Three men, all brothers, all in their 90s, and all decorated war heroes.
"Uncle Bob went in first," said Don Scheumann. "He was wounded at Normandy by a sniper. About 4:00 or 4:30 in the morning, he bent over to get a cup of coffee and a guy shot him. Luckily he was doing that, or else he would have got it right through the heart."
After recovering, Bob requested to go back with the 83rd Artillery Division, the Ohio Thunderbolts, as they were going into the Battle of the Bulge and earned a Purple Heart for his service.
"My dad (Richard) went in after Uncle Bob. He was trained to work with mules because in World War II, a lot of the transportation in the mountains was done by mules."
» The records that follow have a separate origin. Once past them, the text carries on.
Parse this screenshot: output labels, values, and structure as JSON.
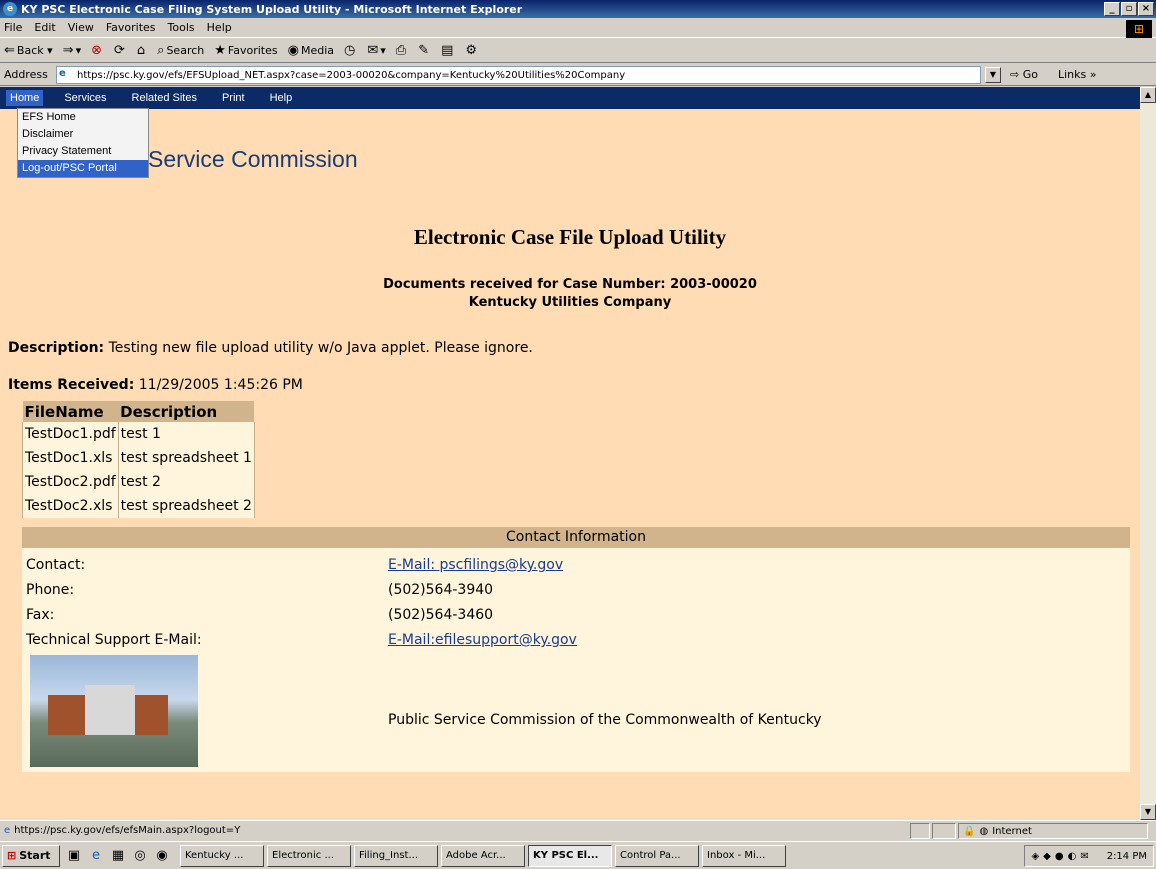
{
  "window": {
    "title": "KY PSC Electronic Case Filing System Upload Utility - Microsoft Internet Explorer"
  },
  "menu": [
    "File",
    "Edit",
    "View",
    "Favorites",
    "Tools",
    "Help"
  ],
  "toolbar": {
    "back": "Back",
    "search": "Search",
    "favorites": "Favorites",
    "media": "Media"
  },
  "address": {
    "label": "Address",
    "url": "https://psc.ky.gov/efs/EFSUpload_NET.aspx?case=2003-00020&company=Kentucky%20Utilities%20Company",
    "go": "Go",
    "links": "Links"
  },
  "nav": [
    "Home",
    "Services",
    "Related Sites",
    "Print",
    "Help"
  ],
  "dropdown": [
    "EFS Home",
    "Disclaimer",
    "Privacy Statement",
    "Log-out/PSC Portal"
  ],
  "site_title": "Service Commission",
  "heading": "Electronic Case File Upload Utility",
  "case_line": "Documents received for Case Number: 2003-00020",
  "company": "Kentucky Utilities Company",
  "description": {
    "label": "Description:",
    "text": "Testing new file upload utility w/o Java applet. Please ignore."
  },
  "items_received": {
    "label": "Items Received:",
    "text": "11/29/2005 1:45:26 PM"
  },
  "files": {
    "headers": [
      "FileName",
      "Description"
    ],
    "rows": [
      [
        "TestDoc1.pdf",
        "test 1"
      ],
      [
        "TestDoc1.xls",
        "test spreadsheet 1"
      ],
      [
        "TestDoc2.pdf",
        "test 2"
      ],
      [
        "TestDoc2.xls",
        "test spreadsheet 2"
      ]
    ]
  },
  "contact": {
    "header": "Contact Information",
    "contact_label": "Contact:",
    "contact_value": "E-Mail: pscfilings@ky.gov",
    "phone_label": "Phone:",
    "phone_value": "(502)564-3940",
    "fax_label": "Fax:",
    "fax_value": "(502)564-3460",
    "tech_label": "Technical Support E-Mail:",
    "tech_value": "E-Mail:efilesupport@ky.gov",
    "footer": "Public Service Commission of the Commonwealth of Kentucky"
  },
  "status": {
    "url": "https://psc.ky.gov/efs/efsMain.aspx?logout=Y",
    "zone": "Internet"
  },
  "taskbar": {
    "start": "Start",
    "tasks": [
      "Kentucky ...",
      "Electronic ...",
      "Filing_Inst...",
      "Adobe Acr...",
      "KY PSC El...",
      "Control Pa...",
      "Inbox - Mi..."
    ],
    "clock": "2:14 PM"
  }
}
Richard ended up driving a truck in Italy with the 10th Mountain Artillery Division.
"He would take mortars, bombs, up to the front line along with some food and supplies and then the gruesome part is, when he would return to camp, they would load his truck with the dead bodies that he had to bring back."
And then there's the baby, Al.
"He's only 90. He's the young one. He was drafted into Korea," said Don. "He was in the 5th Artillery and they would be substitutes. When one group was depleted, they would go in and reinforce them."
The Scheumann brothers grew up on a farm outside of Fort Wayne in Hoagland, Indiana. All three are still in the area and still living on their own.
"Two weeks ago today, we were in Hoagland celebrating Uncle Al's 90th birthday and I had my Colts shirt on and he pointed at the horseshoe and said, 'I've always wanted to go to a game.'"
And Don made it his personal mission.
"I started calling someone I know and then a week ago, we were back up there for Aunt Helen's 90thbirthday and I told all three of them, 'We're going to the Colts game next week.'"
Identified by signs, pins, and American flags, the Scheumann brothers had fans of their own at the game, with people stopping by to wish them well, shake their hands, and thank them for their service.
"It's been more amazing than I could ever imagine. People coming up and congratulating them and wanting to take pictures, they have just been overwhelmed about how the reception has been here," said Don. "You know, that generation was pretty shy about serving. They hardly ever spoke about it. And they are just thrilled."
Colts fans come to Lucas Oil Stadium to see greatness on the field.
But greatness is sometimes right next to them in the stands.